Abstract

Advancement in measurement techniques has dramatically contributed to the development of the modern manufacturing industry. As the primary fault causing unplanned downtime of mechanical equipment, gearbox compound faults are usually coupled by single faults with unequal severity and are difficult to obtain. In industrial scenarios, monitoring data for extreme operating conditions is not available in advance, and labeling samples is time-consuming and costly. However, current research on unseen compound fault diagnosis relies on numerous labeled samples to train the model, and few studies are conducted on transfer learning and unseen compound fault diagnosis under low label ratios.

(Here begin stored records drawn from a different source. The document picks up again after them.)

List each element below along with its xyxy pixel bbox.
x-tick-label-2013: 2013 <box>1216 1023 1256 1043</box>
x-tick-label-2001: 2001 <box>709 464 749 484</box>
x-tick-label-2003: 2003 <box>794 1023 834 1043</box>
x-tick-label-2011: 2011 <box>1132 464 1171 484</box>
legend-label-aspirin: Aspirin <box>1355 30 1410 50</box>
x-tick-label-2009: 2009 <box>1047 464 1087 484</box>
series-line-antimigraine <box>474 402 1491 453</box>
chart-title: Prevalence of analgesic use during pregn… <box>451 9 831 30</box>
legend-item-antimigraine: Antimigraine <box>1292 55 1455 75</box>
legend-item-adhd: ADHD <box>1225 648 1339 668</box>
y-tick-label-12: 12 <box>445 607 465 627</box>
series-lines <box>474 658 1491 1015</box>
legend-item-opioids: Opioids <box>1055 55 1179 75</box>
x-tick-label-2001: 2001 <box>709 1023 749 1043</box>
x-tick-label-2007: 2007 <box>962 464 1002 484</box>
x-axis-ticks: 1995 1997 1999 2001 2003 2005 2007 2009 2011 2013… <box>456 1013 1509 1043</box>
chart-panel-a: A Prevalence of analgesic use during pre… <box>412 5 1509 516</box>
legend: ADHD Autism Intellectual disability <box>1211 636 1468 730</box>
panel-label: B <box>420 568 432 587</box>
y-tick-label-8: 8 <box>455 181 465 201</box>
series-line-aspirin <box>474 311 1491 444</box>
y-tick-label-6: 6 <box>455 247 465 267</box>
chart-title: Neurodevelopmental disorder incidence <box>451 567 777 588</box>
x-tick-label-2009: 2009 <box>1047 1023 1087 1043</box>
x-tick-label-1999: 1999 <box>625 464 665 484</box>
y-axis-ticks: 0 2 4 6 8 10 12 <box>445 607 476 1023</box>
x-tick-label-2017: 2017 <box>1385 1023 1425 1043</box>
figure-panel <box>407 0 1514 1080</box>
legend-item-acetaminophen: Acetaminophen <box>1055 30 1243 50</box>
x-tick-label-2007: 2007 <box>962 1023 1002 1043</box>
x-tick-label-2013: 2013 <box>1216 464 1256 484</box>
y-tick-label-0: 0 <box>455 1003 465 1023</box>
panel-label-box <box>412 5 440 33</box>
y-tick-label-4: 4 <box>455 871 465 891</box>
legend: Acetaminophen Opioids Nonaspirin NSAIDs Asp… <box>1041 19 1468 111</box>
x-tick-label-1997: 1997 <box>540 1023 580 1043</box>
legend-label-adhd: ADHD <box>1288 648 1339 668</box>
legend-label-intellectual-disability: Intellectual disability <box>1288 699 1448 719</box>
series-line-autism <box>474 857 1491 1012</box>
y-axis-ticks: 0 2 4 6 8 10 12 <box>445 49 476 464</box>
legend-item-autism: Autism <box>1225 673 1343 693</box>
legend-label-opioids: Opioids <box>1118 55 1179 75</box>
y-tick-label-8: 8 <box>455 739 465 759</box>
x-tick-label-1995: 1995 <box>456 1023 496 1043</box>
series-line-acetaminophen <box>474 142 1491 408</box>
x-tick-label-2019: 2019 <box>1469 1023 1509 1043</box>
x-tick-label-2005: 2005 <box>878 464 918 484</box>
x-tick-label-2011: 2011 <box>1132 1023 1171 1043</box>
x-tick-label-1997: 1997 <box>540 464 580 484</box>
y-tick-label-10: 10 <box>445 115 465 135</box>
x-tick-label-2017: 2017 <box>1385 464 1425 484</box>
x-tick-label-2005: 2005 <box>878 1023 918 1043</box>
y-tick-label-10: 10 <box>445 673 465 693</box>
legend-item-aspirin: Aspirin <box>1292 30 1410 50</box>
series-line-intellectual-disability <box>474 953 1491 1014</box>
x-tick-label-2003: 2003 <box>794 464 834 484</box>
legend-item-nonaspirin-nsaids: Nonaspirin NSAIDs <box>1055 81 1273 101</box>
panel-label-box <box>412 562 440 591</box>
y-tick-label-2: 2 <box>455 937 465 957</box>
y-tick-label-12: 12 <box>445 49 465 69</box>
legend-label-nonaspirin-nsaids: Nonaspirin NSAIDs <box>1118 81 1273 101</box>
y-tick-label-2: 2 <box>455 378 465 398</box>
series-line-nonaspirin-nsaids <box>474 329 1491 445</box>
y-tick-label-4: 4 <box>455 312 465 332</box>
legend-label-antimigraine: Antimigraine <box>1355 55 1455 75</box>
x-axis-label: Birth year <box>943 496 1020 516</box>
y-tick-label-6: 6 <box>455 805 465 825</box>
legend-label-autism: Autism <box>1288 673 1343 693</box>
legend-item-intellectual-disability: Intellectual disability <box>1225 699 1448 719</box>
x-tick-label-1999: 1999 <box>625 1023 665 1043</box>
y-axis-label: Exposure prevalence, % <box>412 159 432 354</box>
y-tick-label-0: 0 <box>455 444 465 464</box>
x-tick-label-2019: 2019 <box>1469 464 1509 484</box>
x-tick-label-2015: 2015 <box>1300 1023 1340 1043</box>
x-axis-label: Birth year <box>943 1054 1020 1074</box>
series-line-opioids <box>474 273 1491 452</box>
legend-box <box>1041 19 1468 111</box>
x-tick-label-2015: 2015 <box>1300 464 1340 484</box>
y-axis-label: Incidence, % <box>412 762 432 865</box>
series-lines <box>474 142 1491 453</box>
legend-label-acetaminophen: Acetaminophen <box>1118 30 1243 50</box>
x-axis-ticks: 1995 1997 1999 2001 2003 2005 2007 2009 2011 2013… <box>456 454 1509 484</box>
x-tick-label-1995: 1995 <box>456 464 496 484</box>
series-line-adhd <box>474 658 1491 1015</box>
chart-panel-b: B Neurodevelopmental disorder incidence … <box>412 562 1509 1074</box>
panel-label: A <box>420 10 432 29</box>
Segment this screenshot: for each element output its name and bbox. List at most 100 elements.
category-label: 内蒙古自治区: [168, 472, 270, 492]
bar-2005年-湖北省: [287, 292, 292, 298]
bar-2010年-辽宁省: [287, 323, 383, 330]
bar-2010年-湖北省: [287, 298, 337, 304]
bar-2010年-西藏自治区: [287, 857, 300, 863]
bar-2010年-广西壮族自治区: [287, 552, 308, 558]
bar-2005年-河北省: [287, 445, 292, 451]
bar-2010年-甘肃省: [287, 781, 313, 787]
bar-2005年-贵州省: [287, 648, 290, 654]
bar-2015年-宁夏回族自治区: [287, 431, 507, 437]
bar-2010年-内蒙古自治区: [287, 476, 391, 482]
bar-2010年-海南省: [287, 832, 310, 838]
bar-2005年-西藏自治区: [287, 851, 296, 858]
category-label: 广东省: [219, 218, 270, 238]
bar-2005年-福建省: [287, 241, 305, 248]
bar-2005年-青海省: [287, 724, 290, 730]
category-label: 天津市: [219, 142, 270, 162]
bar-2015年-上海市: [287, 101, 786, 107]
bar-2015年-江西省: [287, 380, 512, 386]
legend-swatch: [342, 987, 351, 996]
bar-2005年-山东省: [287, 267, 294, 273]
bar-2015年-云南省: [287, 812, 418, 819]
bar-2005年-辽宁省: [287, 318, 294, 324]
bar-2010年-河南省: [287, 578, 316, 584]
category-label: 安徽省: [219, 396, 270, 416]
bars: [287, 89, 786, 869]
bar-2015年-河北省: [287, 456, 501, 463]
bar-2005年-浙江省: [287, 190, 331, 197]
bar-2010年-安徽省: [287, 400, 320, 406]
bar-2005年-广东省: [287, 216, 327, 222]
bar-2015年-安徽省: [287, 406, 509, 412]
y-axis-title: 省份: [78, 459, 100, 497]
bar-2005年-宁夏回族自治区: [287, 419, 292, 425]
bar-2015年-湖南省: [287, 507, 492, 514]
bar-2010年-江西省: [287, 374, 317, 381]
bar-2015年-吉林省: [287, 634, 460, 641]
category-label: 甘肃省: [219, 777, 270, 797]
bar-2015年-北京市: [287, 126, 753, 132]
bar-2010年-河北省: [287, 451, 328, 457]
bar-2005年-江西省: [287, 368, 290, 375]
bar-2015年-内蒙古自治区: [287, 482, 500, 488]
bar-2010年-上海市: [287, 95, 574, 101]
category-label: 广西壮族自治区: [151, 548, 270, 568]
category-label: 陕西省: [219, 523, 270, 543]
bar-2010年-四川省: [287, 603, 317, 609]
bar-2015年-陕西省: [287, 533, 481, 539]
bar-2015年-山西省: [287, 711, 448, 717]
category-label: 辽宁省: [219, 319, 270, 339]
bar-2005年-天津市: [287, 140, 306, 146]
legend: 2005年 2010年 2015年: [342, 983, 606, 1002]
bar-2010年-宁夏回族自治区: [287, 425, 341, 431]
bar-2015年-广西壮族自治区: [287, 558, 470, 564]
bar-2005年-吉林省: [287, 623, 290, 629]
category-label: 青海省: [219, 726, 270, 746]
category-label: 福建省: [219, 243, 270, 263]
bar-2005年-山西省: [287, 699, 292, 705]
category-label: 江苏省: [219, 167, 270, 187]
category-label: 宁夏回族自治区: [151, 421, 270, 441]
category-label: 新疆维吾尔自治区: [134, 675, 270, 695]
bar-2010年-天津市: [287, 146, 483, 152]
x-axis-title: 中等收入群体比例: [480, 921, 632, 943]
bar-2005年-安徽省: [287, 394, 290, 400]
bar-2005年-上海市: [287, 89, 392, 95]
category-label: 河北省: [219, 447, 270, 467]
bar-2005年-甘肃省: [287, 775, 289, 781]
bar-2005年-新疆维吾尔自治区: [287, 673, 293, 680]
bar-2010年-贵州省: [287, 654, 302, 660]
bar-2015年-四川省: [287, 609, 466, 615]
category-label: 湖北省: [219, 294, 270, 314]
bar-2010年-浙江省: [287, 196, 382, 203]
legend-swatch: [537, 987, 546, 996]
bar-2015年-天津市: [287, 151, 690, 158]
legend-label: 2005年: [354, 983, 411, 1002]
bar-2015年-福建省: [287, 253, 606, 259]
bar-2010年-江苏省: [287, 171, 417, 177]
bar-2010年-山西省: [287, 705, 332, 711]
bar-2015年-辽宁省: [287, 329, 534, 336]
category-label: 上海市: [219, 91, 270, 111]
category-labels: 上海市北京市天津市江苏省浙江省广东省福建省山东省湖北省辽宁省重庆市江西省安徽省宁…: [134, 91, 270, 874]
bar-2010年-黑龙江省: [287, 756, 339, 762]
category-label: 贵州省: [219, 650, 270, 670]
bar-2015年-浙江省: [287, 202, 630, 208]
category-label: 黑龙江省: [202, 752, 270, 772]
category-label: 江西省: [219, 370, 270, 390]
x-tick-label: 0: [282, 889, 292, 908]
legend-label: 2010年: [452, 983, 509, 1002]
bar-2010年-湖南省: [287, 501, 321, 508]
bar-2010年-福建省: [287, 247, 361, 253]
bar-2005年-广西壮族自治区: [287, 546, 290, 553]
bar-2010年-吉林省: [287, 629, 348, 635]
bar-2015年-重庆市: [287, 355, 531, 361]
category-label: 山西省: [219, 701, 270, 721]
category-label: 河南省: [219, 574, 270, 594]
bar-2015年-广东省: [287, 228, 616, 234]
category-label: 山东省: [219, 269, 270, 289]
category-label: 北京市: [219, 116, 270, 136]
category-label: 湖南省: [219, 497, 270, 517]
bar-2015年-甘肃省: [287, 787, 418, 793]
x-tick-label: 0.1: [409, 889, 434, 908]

To address the issue, a gearbox compound fault diagnosis method based on deep adversarial graph convolution transfer learning network (DAGCTLN) under low label ratios is proposed. Specifically, a novel DAGCTLN model, including a feature extractor, two label classifiers, and a discriminator, is constructed to realize the diagnosis of faults in the transfer domain and unseen compound faults in the source and target domains. The feature extractor of a three-layer graph convolutional network is presented to achieve deep extraction of fault features under low label ratios. Then a domain space adversarial mechanism between the feature extractor and discriminator is used to achieve global alignment of the source and target domain features. Furthermore, two label classifiers are constructed, and the adversarial adaptation of the decision boundary is realized by maxi-min the classifier difference to achieve subdomain alignment of the same class features in all domains. Experimental results indicate that DAGCTLN can achieve the highest fault diagnosis accuracy in the transfer domain compared to state-of-the-art algorithms. The average diagnosis accuracy of compound faults in all domains can reach 98.41% even if the label ratio is only 0.1, which provides guiding significance for the safe operation and predictive maintenance of mechanical equipment.